Uma técnica de construção já utilizada no exterior, mas praticamente inédita no Brasil, o concreto armado, de grande resistência, teve participação importante na restauração da salubridade de Santos. Até onde os estudos dos especialistas em engenharia e história alcançam, as primeiras obras conhecidas feitas com essa técnica foram canais, galerias e pontes que cortam Santos, projetados e construídos por Saturnino de Brito. Ele imaginava que os canais drenariam a água das chuvas e recolheriam a que vem dos morros. Um sistema de comportas regularia a entrada e a saída da água para o mar. Além disso, o regime das marés agiria sobre os canais impedindo que a água ficasse parada e evitando mosquitos. O Canal 1, feito sobre o traçado do ribeirão dos Soldados, foi inaugurado em 1907. No total, Brito projetou oito deles, aos quais foi acrescentado um, posteriormente.

A obra foi fundamental para o saneamento e tornou-se marca registrada da cidade junto com os extensos jardins da orla marítima. No próximo ano serão comemorados os cem anos dos canais, a cargo de uma comissão de organização, da qual faz parte a Fundação Arquivo e Memória de Santos (www.fundasantos.org.br). O concreto armado é uma massa formada por cimento, areia, água e pedras, que envolve a ferragem e adquire a forma que se queira. Surgiu na França com Joseph Louis Lambot, em 1850. No Brasil, a primeira referência que há sobre a técnica veio do professor Antonio de Paula Freitas, da Escola Politécnica do Rio de Janeiro. Em trabalho de 1904, Freitas menciona a execução de seis prédios projetados pelo engenheiro Carlos Poma, que também teria construído um reservatório de água em Petrópolis, no Rio.

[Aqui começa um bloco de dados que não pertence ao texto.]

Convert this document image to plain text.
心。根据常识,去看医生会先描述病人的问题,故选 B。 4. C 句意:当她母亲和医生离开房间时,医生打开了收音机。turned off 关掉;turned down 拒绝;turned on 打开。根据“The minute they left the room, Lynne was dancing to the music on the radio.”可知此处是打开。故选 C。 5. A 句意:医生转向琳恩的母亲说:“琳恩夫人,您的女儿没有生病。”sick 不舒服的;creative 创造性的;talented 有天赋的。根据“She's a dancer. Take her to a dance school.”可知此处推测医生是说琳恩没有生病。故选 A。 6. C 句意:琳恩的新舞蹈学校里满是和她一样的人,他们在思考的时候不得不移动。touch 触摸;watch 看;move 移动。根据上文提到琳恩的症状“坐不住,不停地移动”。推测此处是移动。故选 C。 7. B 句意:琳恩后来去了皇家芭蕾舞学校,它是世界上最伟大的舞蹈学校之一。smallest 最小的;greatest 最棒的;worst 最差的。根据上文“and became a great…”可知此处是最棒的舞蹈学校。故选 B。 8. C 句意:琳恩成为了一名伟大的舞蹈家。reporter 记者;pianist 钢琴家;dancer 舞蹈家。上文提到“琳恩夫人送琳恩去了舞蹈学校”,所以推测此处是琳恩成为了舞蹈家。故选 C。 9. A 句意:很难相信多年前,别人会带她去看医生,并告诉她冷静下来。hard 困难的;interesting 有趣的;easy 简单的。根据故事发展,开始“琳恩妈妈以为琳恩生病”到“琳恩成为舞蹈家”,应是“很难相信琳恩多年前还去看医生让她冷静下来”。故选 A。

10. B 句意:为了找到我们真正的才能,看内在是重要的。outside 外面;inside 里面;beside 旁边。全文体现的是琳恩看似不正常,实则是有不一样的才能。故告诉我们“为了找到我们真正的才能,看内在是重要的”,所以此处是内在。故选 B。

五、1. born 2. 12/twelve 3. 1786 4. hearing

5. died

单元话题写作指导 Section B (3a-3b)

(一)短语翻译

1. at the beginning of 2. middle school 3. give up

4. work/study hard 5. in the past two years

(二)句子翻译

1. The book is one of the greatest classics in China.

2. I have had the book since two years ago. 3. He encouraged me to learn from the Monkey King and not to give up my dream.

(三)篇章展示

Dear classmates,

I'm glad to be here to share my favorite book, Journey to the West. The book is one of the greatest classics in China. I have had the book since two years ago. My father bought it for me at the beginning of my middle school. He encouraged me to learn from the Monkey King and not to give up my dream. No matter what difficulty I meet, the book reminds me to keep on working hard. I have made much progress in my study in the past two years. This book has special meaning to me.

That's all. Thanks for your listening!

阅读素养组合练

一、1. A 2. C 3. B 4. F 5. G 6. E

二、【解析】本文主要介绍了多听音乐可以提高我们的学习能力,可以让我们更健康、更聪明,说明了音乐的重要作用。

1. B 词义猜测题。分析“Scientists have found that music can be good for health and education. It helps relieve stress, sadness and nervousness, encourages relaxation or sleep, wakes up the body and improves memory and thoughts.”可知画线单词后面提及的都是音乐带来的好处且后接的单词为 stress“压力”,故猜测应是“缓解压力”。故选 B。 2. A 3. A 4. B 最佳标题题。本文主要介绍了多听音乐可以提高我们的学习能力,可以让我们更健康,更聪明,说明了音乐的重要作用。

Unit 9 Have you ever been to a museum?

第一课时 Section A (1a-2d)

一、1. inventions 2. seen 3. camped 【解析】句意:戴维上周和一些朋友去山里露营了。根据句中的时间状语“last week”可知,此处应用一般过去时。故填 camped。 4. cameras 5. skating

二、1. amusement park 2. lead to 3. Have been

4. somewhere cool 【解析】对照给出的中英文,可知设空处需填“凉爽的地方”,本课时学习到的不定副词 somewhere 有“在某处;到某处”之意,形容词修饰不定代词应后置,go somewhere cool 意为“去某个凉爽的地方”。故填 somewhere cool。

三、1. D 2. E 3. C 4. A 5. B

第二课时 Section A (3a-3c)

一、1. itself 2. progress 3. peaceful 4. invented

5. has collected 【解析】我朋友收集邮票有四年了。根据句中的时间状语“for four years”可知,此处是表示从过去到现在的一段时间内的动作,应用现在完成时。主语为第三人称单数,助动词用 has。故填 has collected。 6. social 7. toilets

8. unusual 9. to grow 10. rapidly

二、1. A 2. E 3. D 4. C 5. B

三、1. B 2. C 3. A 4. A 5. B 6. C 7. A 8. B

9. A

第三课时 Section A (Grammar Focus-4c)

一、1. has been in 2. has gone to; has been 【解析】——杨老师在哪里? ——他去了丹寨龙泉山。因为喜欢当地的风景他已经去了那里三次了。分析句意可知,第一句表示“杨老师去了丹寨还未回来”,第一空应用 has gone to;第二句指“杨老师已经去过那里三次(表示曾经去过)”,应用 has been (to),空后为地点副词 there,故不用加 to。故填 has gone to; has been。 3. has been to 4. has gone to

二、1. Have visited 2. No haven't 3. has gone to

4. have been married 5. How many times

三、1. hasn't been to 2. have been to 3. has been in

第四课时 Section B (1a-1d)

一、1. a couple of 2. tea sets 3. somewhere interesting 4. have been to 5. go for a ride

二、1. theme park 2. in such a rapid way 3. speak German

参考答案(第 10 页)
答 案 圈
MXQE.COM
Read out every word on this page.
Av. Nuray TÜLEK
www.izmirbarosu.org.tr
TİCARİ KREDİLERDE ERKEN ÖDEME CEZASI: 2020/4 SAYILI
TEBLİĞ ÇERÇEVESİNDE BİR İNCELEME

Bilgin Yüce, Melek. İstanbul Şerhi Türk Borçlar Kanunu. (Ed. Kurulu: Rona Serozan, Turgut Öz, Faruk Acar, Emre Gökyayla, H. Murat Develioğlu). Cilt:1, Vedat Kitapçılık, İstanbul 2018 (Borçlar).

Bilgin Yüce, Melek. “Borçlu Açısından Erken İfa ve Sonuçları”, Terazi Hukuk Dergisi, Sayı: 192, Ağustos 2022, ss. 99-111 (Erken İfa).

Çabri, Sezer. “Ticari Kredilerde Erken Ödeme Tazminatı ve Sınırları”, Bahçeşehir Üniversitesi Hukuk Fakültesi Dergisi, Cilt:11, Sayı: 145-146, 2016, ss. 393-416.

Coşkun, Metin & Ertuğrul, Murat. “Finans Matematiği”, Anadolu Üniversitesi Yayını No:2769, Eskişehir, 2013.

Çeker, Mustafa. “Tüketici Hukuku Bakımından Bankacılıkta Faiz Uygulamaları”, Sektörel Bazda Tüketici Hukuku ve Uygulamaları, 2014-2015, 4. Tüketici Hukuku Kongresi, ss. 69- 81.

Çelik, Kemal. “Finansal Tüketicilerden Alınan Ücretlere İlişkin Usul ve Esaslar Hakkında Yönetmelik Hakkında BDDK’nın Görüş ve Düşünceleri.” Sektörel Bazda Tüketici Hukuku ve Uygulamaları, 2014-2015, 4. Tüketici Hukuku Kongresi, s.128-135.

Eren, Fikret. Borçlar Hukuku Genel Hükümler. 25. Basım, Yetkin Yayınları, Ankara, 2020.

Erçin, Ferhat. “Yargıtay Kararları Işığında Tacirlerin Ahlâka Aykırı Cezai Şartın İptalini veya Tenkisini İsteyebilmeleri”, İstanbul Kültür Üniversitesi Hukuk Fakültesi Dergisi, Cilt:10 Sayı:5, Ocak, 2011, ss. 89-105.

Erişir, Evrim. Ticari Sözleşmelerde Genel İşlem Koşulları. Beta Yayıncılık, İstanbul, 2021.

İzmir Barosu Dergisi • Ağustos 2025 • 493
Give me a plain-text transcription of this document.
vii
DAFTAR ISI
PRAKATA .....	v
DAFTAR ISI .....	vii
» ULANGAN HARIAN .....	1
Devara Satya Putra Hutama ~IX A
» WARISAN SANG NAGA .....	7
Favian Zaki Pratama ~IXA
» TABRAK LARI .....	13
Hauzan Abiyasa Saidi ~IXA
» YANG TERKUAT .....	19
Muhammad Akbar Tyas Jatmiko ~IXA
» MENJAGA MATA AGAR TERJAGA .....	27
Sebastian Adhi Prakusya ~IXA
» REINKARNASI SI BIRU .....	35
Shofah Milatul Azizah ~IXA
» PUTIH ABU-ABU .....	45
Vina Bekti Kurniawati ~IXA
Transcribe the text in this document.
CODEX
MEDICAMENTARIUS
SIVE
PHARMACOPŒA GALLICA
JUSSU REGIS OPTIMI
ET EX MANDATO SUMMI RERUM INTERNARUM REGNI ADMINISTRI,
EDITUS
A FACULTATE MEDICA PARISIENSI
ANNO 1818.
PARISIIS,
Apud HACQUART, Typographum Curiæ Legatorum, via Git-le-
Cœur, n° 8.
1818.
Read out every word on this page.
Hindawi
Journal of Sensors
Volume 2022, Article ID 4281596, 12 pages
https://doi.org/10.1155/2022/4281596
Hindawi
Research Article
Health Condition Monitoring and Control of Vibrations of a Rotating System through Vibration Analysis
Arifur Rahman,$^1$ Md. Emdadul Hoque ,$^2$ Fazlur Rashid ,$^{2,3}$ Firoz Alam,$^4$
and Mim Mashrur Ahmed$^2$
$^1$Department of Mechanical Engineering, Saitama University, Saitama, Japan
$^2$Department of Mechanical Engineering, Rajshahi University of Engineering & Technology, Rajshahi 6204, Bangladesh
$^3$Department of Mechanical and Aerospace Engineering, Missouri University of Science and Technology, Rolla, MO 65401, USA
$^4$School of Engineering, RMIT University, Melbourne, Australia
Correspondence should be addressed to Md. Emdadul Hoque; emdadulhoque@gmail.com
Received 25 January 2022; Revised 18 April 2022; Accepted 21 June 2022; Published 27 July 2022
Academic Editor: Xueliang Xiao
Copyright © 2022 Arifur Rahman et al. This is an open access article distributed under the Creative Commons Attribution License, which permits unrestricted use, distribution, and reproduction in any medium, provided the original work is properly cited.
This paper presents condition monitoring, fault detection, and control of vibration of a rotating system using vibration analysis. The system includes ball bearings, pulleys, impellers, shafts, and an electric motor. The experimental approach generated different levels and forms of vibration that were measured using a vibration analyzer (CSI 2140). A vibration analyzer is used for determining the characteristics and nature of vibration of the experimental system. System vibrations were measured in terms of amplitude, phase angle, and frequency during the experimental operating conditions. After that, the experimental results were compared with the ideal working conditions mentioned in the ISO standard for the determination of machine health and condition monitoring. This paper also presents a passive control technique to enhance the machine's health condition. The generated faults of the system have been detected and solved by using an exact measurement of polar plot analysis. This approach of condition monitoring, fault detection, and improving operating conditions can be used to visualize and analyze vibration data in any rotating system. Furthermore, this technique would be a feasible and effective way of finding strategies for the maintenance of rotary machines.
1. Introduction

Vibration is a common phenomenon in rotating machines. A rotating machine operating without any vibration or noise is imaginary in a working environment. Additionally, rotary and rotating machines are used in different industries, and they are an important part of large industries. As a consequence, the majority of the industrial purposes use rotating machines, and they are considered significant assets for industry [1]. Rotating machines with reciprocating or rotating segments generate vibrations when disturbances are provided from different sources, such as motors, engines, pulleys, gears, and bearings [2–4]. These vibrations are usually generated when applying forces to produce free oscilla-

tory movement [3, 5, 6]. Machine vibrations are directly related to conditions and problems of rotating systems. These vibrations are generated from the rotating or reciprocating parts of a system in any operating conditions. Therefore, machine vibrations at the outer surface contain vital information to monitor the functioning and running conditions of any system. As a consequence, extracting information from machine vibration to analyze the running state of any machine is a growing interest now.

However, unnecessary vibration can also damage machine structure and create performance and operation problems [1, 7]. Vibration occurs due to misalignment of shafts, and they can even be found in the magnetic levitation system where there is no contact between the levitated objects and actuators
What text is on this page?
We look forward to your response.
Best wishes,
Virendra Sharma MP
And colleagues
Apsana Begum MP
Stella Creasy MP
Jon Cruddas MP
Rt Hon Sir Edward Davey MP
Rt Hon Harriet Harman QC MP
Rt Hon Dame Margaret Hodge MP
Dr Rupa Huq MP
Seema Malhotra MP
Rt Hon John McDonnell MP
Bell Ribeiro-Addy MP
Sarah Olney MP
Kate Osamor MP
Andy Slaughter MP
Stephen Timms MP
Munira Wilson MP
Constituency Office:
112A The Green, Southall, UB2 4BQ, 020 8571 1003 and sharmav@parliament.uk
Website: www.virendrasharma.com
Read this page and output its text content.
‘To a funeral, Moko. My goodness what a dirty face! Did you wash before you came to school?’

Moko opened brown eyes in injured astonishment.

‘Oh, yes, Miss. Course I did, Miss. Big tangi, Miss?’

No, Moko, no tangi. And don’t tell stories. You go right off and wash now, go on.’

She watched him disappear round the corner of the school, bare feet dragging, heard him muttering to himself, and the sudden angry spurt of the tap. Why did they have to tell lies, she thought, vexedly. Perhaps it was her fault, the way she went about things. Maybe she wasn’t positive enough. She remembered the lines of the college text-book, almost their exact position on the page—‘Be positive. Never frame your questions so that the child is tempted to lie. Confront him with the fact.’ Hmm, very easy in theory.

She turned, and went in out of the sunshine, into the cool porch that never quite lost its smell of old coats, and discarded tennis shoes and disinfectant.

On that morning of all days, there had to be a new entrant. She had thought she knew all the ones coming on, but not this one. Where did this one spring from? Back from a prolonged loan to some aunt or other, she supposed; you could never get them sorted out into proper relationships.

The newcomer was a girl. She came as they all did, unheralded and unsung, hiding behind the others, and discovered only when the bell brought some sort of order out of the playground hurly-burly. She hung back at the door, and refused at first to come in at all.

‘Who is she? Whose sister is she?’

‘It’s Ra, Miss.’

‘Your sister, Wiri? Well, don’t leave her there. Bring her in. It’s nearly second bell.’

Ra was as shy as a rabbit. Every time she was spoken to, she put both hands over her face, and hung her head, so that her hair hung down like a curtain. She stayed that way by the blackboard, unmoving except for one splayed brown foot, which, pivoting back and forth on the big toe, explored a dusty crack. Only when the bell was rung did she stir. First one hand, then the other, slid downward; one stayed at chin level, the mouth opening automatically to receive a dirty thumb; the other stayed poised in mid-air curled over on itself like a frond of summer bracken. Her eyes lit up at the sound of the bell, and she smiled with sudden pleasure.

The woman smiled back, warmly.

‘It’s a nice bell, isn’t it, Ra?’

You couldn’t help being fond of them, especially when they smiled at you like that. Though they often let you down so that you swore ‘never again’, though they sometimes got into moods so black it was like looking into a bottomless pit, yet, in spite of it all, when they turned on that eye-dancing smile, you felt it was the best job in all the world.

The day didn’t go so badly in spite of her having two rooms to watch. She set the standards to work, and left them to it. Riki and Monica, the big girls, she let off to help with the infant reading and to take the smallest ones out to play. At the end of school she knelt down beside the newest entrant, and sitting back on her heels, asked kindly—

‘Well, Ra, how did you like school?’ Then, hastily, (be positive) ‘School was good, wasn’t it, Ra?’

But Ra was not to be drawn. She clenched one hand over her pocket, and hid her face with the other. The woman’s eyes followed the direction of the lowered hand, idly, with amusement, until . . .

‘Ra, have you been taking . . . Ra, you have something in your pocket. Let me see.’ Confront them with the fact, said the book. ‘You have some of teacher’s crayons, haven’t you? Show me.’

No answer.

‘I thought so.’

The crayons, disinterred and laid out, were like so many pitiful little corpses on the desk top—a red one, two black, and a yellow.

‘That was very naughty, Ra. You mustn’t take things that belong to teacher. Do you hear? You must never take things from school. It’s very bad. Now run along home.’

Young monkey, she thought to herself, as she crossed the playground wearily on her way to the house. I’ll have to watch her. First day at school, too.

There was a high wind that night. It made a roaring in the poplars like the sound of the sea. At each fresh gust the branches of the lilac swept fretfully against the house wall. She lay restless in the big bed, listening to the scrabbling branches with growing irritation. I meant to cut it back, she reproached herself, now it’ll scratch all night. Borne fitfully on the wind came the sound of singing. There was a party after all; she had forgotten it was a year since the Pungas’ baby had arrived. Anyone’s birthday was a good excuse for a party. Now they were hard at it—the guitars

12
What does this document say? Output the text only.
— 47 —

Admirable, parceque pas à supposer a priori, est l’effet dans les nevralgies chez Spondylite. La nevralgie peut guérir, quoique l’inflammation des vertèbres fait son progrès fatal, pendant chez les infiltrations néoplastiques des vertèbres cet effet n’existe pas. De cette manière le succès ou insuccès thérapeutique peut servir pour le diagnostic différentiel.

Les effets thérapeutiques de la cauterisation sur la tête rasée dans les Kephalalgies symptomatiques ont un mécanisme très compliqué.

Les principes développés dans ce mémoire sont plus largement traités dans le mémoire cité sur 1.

Ocorre que hoje não há sinal de onde essas construções foram erguidas nem se conhecem seus vestígios. “Também não se pode afirmar que elas eram o que hoje se define como concreto armado”, diz Augusto Carlos de Vasconcelos, engenheiro e professor aposentado da Escola Politécnica da Universidade de São Paulo e da Universidade Mackenzie, autor do estudo “Grandes obras de concreto armado”, que consta do livro 500 anos de engenharia no Brasil (Edusp, 384 páginas).

Depois dos canais de Santos, Vasconcelos acredita que a ponte sobre o ribeirão dos Machados, em Socorro (SP), é a obra mais antiga conhecida no Brasil a usar a técnica, em 1910. “O concreto armado provocou uma revolução na engenharia brasileira porque apenas com estruturas metálicas não haveria condições de fazer tantas grandes obras”, explica o engenheiro. “O aço era importado, caro e não havia uma indústria montada para produzi-lo aqui.” Outro fator contribuiu para sua disseminação: operários sem qualificação aprendem facilmente a fazer a massa no chão da obra e aplicá-la às ferragens. Esse ambiente ideal encontrou em Oscar Niemeyer seu melhor arquiteto. “Não é exagero dizer que Niemeyer não seria Niemeyer sem o concreto armado”, diz. A propósito de seu trabalho com a técnica, o arquiteto carioca já disse o seguinte: “Na arquitetura debrucei-me por toda a vida. Foi o meu hobby, uma das minhas alegrias, procurar a forma nova e criadora que o concreto armado sugere. Descobri-la, multiplicá-la, inseri-la na técnica mais avançada, criar o espetáculo arquitetural”.